🌻 !black box

9 Apr 2025

Of course there are hundreds of useful ways evaluators can use AI, but the one that bothers me is using it to make evaluative judgements, as follows.

Don't use AI as a "black box".

Limit the AI's freedom to make evaluative judgements.

Do not ask the AI “what are the main or most important causal stories in the document” as this is a significant evaluative judgement, carried out in an opaque way by a machine we have no special reason to trust.

Do not ask the AI to make summaries, as making a summary is an evaluative act.

Instead, break down your high-level, evaluative question into simpler tasks like "does this paragraph mention changes in health behaviour?" .

Break down your text into small units.

In the end you will have broken down your high-level task into very many smaller much simpler tasks, with instructions about how to reassemble the low-level results to get a high-level answer, so that you in principle don't need an AI. If you had a lot of time and patience you could use hundreds of school-children who have been given adequate background knowledge. There should be a high degree of inter-subjective agreement about how to answer the question.

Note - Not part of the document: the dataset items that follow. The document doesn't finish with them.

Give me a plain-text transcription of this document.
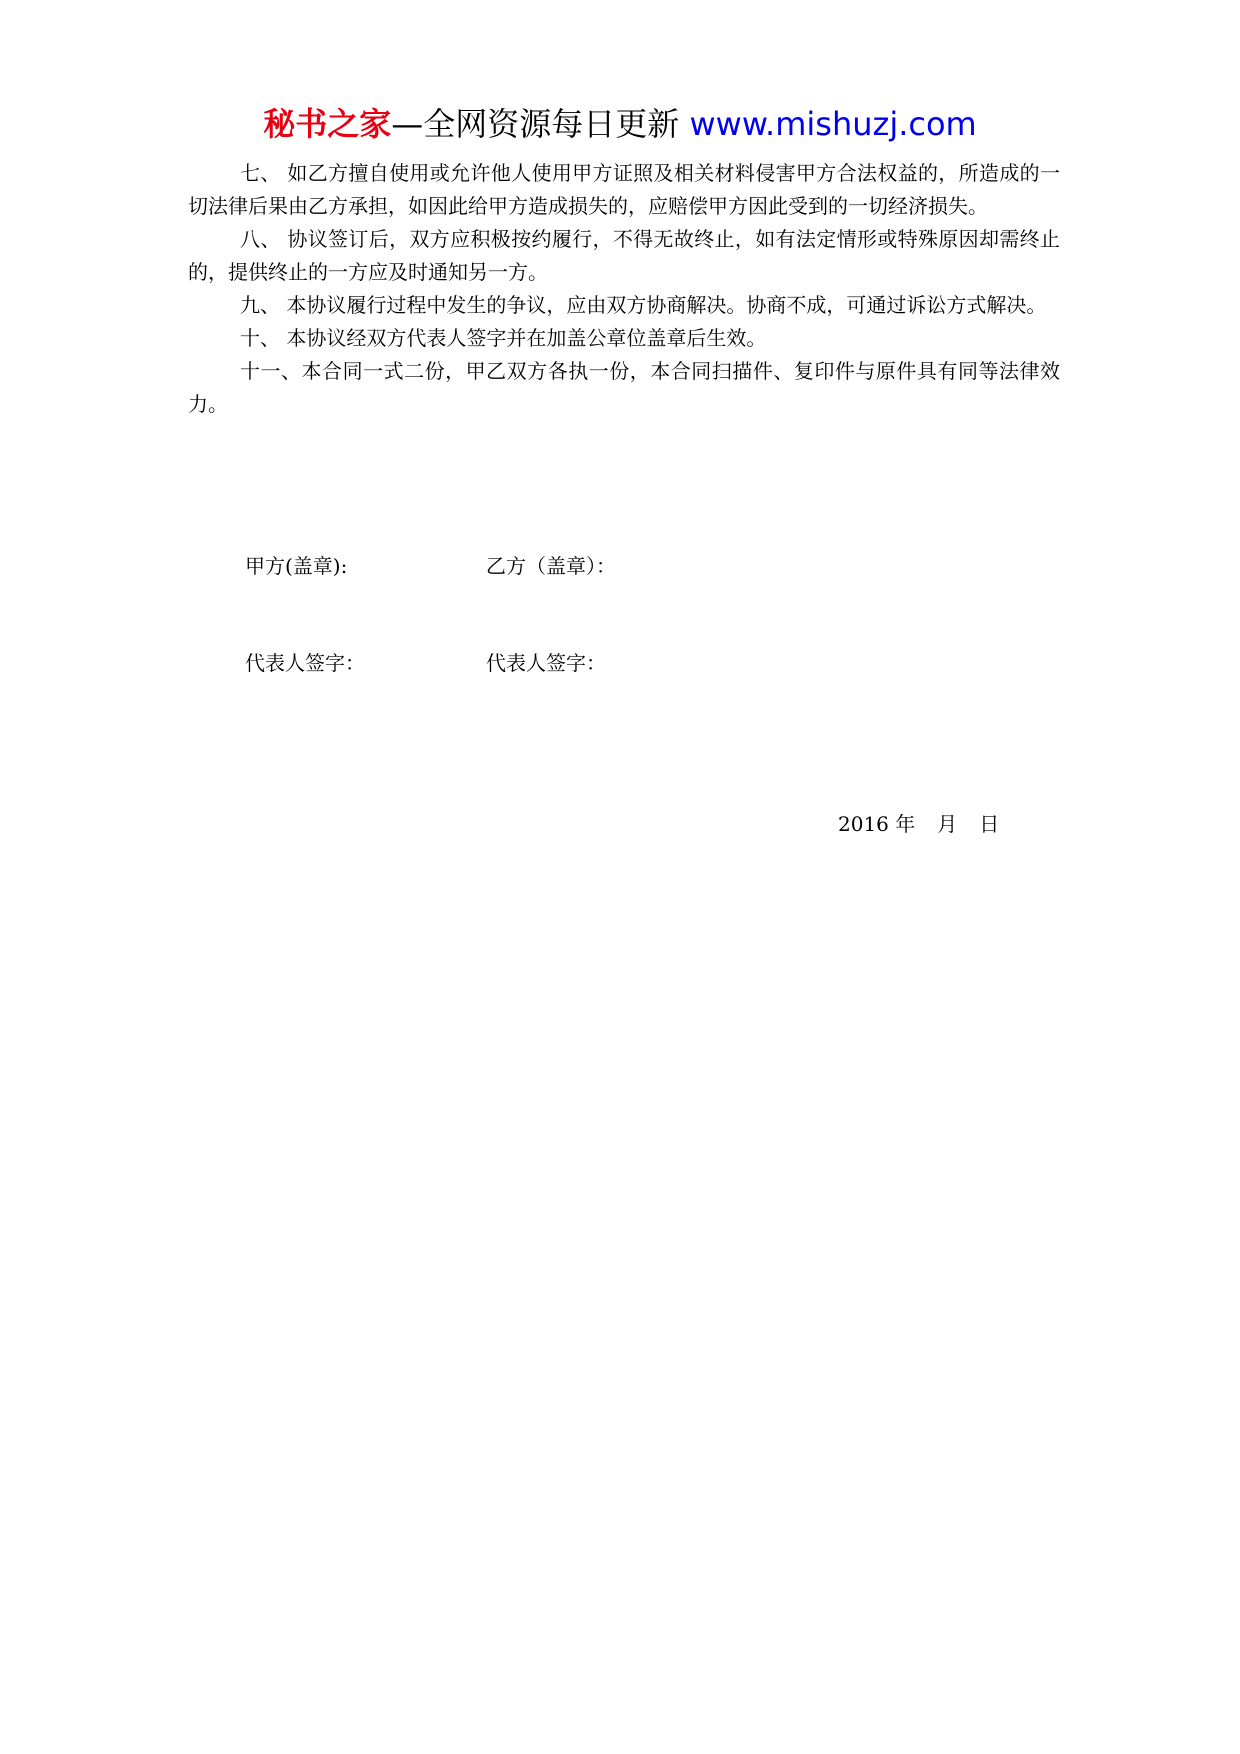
秘书之家—全网资源每日更新 www.mishuzj.com

七、 如乙方擅自使用或允许他人使用甲方证照及相关材料侵害甲方合法权益的，所造成的一切法律后果由乙方承担，如因此给甲方造成损失的，应赔偿甲方因此受到的一切经济损失。

八、 协议签订后，双方应积极按约履行，不得无故终止，如有法定情形或特殊原因却需终止的，提供终止的一方应及时通知另一方。

九、 本协议履行过程中发生的争议，应由双方协商解决。协商不成，可通过诉讼方式解决。

十、 本协议经双方代表人签字并在加盖公章位盖章后生效。

十一、本合同一式二份，甲乙双方各执一份，本合同扫描件、复印件与原件具有同等法律效力。

甲方(盖章):	乙方（盖章）：
代表人签字：	代表人签字：
2016 年 月 日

This break-it-down and build-it-up logic is also the logic of rubrics.

Use the AI only as a tireless low-level assistant to exhaustively and transparently carry out each small task on each piece of text, usually with zero "temperature" to make results as reproducible as possible.

This advantage of using AI for this is game-changing because we can process enormous amounts of text in a reproducible and verifiable way, and experiment with and optimise different procedures at very little cost.

But this means if you are using a chat interface like chatGPT you have to do a lot of book-keeping, copying and pasting. Or use specialised software. Reassemble the results in a transparent way (not using AI) to help answer the bigger question.

The responsibility for how to break down the question(s) and reassemble the answer(s), is all yours, as the evaluator or evaluation team. So is the responsibility for checking the work of the AI, looking for bias, misunderstandings, etc.